I was wondering if we can evaluate the same integral for higher exponents of $\cos x$, i.e. an expression for
$$\ I = \int_0^{\frac{\pi}{2}} \frac{1}{1+\cos^nx} dx$$
I tried the same substitution as above, but the integral turned out to be something I could not integrate.
$$\ I = \int_0^{\infty} \frac{dt}{(t^2+1)\cdot(1+(\frac{1}{1+t^2})^{n/2})}$$
$$\ I = \int_0^{\infty} \frac{dt}{(t^2+1)^{1-\frac{n}{2}}\cdot((t^2+1)^{\frac{n}{2}}+1))}$$
Let $\ (1+t^2)^{\frac{n}{2}} = v$, $\space$ i.e. $\ t = (v^{\frac{2}{n}}-1)^{\frac{1}{2}}$.

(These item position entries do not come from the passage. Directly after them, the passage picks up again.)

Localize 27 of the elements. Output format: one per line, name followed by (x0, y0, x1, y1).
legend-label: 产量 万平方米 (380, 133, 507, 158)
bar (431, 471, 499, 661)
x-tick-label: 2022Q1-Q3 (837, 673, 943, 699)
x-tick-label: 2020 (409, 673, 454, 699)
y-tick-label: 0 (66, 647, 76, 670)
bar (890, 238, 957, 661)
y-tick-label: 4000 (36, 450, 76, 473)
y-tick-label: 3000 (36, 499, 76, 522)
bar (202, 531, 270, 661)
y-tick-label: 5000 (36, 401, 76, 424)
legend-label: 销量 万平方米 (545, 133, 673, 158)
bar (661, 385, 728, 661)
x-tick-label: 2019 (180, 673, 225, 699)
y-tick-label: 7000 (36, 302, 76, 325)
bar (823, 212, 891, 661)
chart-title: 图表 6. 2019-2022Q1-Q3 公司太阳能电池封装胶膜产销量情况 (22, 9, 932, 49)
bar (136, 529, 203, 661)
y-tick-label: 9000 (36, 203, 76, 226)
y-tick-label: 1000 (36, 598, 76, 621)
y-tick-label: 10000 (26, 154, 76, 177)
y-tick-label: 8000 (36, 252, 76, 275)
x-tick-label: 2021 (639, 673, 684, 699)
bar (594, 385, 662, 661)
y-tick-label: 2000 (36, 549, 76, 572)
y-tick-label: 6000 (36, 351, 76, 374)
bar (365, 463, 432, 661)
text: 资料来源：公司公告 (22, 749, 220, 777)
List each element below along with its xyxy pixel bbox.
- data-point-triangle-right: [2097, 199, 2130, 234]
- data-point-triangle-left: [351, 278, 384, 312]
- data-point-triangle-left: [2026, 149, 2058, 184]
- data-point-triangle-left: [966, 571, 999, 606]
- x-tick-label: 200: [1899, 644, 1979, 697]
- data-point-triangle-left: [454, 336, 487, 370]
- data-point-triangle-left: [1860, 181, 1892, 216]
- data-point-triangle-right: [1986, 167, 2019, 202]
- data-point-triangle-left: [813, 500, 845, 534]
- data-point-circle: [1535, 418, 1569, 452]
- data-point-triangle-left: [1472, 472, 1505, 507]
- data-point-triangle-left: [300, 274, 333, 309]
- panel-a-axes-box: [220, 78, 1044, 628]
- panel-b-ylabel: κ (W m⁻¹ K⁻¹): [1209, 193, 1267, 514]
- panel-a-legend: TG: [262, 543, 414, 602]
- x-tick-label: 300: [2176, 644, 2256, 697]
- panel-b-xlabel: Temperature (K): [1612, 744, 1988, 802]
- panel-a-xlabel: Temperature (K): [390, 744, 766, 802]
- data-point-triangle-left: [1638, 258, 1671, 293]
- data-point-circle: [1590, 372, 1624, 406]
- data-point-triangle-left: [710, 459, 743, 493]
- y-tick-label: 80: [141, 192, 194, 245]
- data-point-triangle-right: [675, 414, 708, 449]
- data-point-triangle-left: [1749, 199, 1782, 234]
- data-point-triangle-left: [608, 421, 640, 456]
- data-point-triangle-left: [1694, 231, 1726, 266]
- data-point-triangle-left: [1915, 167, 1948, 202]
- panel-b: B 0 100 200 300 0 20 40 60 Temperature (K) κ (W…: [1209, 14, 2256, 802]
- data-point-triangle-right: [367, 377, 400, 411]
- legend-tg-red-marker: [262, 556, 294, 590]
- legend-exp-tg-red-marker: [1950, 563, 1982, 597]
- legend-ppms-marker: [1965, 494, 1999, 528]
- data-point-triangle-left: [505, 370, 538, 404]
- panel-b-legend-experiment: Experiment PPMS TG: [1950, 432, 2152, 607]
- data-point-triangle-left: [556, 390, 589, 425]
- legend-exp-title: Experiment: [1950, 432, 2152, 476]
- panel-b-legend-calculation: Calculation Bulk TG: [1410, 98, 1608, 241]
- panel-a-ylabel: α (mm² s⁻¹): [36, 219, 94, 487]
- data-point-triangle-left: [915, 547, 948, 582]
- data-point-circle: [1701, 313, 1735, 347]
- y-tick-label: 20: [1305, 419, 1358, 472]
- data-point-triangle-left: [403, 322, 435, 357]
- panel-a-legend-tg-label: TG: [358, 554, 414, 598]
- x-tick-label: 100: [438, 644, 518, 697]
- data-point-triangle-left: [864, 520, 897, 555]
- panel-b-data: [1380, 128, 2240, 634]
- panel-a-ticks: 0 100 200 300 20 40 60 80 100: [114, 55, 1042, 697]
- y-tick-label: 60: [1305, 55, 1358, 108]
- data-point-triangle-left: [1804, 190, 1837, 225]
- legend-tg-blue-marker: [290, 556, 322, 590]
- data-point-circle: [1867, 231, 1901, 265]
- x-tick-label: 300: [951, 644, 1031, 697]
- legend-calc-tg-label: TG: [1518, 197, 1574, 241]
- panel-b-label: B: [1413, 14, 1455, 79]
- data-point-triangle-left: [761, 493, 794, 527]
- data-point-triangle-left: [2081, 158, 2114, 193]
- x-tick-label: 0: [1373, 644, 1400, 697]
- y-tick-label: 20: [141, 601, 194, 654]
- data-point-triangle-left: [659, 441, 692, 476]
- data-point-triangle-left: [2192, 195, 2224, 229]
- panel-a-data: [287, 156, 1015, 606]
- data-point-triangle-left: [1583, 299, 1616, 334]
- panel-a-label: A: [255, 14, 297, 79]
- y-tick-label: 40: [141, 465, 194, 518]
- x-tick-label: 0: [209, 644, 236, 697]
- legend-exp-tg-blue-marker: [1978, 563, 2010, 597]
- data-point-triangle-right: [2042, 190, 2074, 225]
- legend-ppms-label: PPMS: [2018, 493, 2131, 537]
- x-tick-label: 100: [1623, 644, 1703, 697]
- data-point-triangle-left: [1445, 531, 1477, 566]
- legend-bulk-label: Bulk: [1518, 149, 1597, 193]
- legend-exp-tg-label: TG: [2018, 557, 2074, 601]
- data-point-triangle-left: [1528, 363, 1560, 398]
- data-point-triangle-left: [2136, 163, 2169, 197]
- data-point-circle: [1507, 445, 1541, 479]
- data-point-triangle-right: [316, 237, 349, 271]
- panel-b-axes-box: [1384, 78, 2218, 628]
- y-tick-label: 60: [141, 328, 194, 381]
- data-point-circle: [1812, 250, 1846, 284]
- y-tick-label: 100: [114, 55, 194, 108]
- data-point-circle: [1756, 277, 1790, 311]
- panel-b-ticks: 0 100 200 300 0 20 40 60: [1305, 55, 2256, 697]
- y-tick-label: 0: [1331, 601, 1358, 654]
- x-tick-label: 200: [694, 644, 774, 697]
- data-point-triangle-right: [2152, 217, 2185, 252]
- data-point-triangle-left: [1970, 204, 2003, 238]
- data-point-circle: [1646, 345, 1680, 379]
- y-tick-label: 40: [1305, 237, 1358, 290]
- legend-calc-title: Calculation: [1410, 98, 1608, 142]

Substituting $\ v$ in the integral, we get:
$$ I = \frac{1}{n} \cdot \int_1^{\infty} \frac{dv}{(v+1)\cdot(v^{\frac{2}{n}}-1)^{\frac{1}{2}}}$$
I got stuck here. Can anyone give some suggestions on how to proceed further, or a better approach? I have yet to study complex integration or hypergeometric functions, so it would be greatly appreciated if you provide a solution without using them.